1. f(x)=x^2(e^x) find a point where the tangent is horizontal.
The answer is apparently (-2, 4/e^2). But I got 0 when I solved for the derivative. I don't get this.
2. What value of x does the function f(x)=(x^3+27)^(1/2) have vertical tangents?
My approach was to find undefined values, and so x basically couldn't be smaller than -27, yet the answer is -3. How?
f=x^2(e^x)
f' = x(x+2)e^x
Clearly, x=0 or x = -2
f(-2) = 4/e^2
f=(x^3+27)^(1/2)
f'= 3x^2/(2√(x^3+27))
the denominator is zero when x = -3
To find a point where the tangent to the graph of a function is horizontal, you need to set the derivative equal to 0 and solve for x. Let's go through your first question step by step.
1. f(x) = x^2(e^x)
To find the derivative of this function, you can use the product rule and the chain rule. The derivative of f(x) is given by:
f'(x) = 2x(e^x) + x^2(e^x)
2. Set the derivative equal to 0:
2x(e^x) + x^2(e^x) = 0
Now, we can factor out the common term (e^x) to simplify the equation:
e^x(2x + x^2) = 0
3. Now we have two possible solutions:
- Either e^x = 0 (which has no solution since e^x is always positive), or
- 2x + x^2 = 0
4. Solve the quadratic equation:
2x + x^2 = 0
This equation can be factored as:
x(x + 2) = 0
So, the possible values of x are x = 0 and x = -2.

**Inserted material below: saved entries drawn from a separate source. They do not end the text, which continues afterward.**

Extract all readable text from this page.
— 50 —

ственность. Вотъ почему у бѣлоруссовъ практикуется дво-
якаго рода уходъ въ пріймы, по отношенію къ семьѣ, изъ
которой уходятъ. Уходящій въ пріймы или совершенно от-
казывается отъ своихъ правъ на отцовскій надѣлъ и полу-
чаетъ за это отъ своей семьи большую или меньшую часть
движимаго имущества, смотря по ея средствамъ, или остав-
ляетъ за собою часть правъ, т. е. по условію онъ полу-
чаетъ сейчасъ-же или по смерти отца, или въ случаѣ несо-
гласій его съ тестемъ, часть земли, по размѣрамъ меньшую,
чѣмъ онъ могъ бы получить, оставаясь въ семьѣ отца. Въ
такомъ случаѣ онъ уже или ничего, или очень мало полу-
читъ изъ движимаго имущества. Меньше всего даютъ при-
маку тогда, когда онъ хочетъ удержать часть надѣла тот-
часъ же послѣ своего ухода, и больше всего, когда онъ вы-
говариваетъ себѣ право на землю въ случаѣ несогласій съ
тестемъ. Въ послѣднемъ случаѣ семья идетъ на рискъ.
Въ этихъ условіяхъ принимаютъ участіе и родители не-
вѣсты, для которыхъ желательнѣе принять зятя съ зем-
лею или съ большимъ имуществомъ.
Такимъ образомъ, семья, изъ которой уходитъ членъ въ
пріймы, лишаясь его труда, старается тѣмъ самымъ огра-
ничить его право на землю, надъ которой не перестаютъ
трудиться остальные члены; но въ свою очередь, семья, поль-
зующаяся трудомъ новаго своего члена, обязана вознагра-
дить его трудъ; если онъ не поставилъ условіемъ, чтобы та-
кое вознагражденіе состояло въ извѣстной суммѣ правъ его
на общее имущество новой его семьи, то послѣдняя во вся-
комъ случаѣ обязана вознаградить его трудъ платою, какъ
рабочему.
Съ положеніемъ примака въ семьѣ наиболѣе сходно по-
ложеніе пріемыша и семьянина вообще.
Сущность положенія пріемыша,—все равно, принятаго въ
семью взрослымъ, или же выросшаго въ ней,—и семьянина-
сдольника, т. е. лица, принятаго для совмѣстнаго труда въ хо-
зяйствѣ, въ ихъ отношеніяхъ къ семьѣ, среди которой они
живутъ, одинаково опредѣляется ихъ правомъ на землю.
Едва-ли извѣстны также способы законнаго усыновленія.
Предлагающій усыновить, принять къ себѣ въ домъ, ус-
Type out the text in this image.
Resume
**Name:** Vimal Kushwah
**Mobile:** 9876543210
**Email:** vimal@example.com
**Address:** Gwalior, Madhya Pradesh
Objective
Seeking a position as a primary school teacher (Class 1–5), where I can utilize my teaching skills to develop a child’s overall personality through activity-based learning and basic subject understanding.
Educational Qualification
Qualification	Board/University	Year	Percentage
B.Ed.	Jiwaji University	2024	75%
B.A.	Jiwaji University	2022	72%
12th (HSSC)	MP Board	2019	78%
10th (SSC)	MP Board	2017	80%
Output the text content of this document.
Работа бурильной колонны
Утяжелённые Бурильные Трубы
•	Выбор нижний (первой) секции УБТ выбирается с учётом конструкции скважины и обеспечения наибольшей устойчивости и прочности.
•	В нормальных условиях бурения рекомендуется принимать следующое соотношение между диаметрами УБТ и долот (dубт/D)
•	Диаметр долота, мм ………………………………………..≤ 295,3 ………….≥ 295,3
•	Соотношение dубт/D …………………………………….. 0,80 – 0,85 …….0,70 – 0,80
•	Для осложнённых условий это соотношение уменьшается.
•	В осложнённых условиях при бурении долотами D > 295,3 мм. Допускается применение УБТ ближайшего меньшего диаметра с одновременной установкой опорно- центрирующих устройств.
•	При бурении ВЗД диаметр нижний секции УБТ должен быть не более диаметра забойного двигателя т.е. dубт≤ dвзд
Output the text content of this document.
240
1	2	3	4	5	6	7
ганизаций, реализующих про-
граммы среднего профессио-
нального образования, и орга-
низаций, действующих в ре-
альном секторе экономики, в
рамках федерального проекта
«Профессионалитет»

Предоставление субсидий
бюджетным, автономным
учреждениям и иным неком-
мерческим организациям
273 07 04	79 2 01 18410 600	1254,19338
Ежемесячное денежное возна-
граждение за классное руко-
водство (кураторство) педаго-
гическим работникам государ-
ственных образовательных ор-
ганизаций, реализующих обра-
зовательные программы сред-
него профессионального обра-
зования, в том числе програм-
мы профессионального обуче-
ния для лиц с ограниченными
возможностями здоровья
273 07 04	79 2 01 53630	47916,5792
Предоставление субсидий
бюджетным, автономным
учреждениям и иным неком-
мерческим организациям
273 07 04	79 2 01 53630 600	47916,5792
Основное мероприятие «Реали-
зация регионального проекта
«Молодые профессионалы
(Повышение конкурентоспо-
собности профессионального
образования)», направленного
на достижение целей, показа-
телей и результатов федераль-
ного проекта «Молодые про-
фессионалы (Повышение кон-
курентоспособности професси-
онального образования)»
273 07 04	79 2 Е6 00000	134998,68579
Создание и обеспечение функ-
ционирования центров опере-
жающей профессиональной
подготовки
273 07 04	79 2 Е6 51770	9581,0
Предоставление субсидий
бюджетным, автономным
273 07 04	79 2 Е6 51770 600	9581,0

5. Now that we have the potential x-values, substitute them back into the original function f(x) to find the corresponding y-values:
For x = 0:
f(0) = (0^2)(e^0) = 0(1) = 0
For x = -2:
f(-2) = (-2^2)(e^(-2)) = 4(e^(-2))
So, the point where the tangent is horizontal is (-2, 4/e^2). It seems there was an error in the answer you provided, as the correct y-coordinate should involve e^2, not e^(-2).
Now let's move on to your second question:
1. f(x) = (x^3 + 27)^(1/2)
To find the values of x where the function has vertical tangents, you need to find the x-values where the derivative is undefined.
2. Find the derivative of the function using the chain rule:
f'(x) = (1/2)(x^3 + 27)^(-1/2)(3x^2)
3. To find where the derivative is undefined, we set the denominator of the derivative equal to 0:
(x^3 + 27)^(-1/2) = 0
Recall that a fraction is undefined if the denominator is equal to 0.
4. Take note that (x^3 + 27)^(-1/2) will never be equal to 0 since it involves squares, and the square of any real number is always non-negative.
5. Therefore, there are no values of x that make the function have vertical tangents. The answer you provided, -3, seems to be incorrect.
I hope this explanation clarifies the process for finding horizontal and vertical tangents. If you have any further questions, feel free to ask!